Ambiance différente à Hama, ville où les islamistes sont chez eux. Beaucoup de femmes ont le visage entièrement couvert, mais nous croisons aussi des chrétiennes et des alaouites têtes nues. Hama connut une grande révolte islamiste menée par les Frères musulmans en 1982. La répression fut impitoyable et le bilan fut au moins de 30.000 morts. On prête à Hafez el-Assad ce mot terrible et prémonitoire : « Nous sommes tranquilles pour trente ans. »

Il faut maintenant aller dignement fêter les gardiens de la chrétienté : des combattants tout d’abord et le Crac des Chevaliers ensuite.

Deux villes symbolisent l’héroïque résistance de volontaires chrétiens que les islamistes ne purent jamais vaincre : Mhardeh et Sqelbieh. Deux hommes hors du commun ont rassemblé des centaines de volontaires et organisé la résistance : Simon al-Wakil et Nabel Alabdalla. C’est ce dernier que l’on devait rencontrer à Sqelbieh. Il a dû partir avec ses hommes dans le désert combattre des résidus de Daech car l’hydre a encore des soubresauts. Nous lui pardonnons…

D’autres combattants nous reçoivent. Pendant des années, ils se sont battus pour défendre leur ville sous les bombardements et les assauts furieux d’Al-Nosra, cette sinistre milice ravitaillée en armes et argent par le Qatar, l’Arabie saoudite, la Turquie, les États-Unis et la France.
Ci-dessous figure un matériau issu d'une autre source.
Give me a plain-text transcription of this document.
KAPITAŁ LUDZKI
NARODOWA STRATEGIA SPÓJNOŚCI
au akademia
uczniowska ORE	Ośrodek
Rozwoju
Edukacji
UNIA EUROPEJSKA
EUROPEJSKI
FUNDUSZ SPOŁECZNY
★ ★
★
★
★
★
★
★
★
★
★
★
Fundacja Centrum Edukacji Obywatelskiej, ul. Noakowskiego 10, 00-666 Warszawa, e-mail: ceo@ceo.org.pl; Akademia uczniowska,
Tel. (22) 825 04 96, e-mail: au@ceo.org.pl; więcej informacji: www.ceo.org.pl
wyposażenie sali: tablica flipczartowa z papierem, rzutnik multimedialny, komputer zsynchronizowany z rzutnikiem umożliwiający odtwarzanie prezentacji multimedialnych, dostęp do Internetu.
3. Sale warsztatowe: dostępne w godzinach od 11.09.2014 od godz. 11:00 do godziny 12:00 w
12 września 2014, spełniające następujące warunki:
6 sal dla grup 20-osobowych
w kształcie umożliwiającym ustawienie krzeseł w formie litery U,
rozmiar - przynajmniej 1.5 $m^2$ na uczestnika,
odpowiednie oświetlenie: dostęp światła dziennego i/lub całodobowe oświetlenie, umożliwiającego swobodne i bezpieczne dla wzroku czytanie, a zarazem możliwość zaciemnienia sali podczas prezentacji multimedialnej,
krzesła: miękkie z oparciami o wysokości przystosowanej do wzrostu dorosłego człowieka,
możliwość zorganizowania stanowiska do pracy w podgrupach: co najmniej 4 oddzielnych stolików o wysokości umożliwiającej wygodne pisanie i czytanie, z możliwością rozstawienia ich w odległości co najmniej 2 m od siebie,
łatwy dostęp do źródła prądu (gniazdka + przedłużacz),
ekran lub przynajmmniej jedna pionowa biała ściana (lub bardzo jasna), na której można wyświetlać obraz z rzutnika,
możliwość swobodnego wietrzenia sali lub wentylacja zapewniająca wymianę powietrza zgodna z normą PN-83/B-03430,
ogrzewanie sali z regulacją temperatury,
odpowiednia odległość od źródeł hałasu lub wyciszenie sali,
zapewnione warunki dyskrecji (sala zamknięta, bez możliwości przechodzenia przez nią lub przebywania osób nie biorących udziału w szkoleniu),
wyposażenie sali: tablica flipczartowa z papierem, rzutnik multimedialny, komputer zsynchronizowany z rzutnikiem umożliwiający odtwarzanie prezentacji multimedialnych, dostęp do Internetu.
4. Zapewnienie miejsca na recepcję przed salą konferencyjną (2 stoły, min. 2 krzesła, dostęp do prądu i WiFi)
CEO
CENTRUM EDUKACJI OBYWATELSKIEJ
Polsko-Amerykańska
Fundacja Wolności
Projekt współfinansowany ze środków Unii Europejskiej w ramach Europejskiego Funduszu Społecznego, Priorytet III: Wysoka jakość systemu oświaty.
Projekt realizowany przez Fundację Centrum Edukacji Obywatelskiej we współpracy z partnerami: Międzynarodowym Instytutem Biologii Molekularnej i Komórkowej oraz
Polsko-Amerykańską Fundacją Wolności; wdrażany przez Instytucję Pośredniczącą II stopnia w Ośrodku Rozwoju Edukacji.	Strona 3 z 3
Honte sur nous.

Ils nous montrent fièrement l’église qu’ils sont en train de construire. Sa coupole fait penser à celle de la basilique Sainte-Sophie, en plus petit. Un combattant, colosse barbu tatoué d’une croix sur l’avant-bras, sourit :

« C’est quand Erdoğan a transformé Sainte-Sophie en mosquée que nous avons eu l’idée de cette coupole et du nom de notre future église, Sainte-Sophie bien sûr. »

Cette église est destinée à rendre hommage aux 178 combattants chrétiens de Sqelbieh morts au combat. Chacun aura sa plaque. On construit donc encore des églises en Syrie et ces hommes n’ont aucunement l’intention de partir vers les chimères de l’Occident. Mgr Jeanbart a raison : il faut garder l’espérance. Une illustre gardienne de la chrétienté nous attend maintenant : la forteresse symbole des croisades, le Crac des Chevaliers.

C’est un spectacle grandiose. Occupée quelque temps par les islamistes, elle fut libérée par l’armée syrienne et n’a pas trop souffert des combats. C’est avec émotion que nous franchissons la porte et visitons ces formidables remparts, ces salles voutées, intactes, immenses, et la chapelle ornée de son étonnante chaire en pierre. Nous passons devant un assemblage de dalles, formant une pensée pour les soldats syriens égorgés à cet endroit.

Au loin, nous apercevons le donjon du Chastel-Blanc, avec qui le Crac échangeait des signaux. La chute du Crac eut lieu en 1271, par traîtrise et jamais par la force. Alors, nous saluons les cinquante derniers moines-soldats qui défendirent jusqu’au bout celui que Lawrence d’Arabie qualifia de « plus beau château du monde ».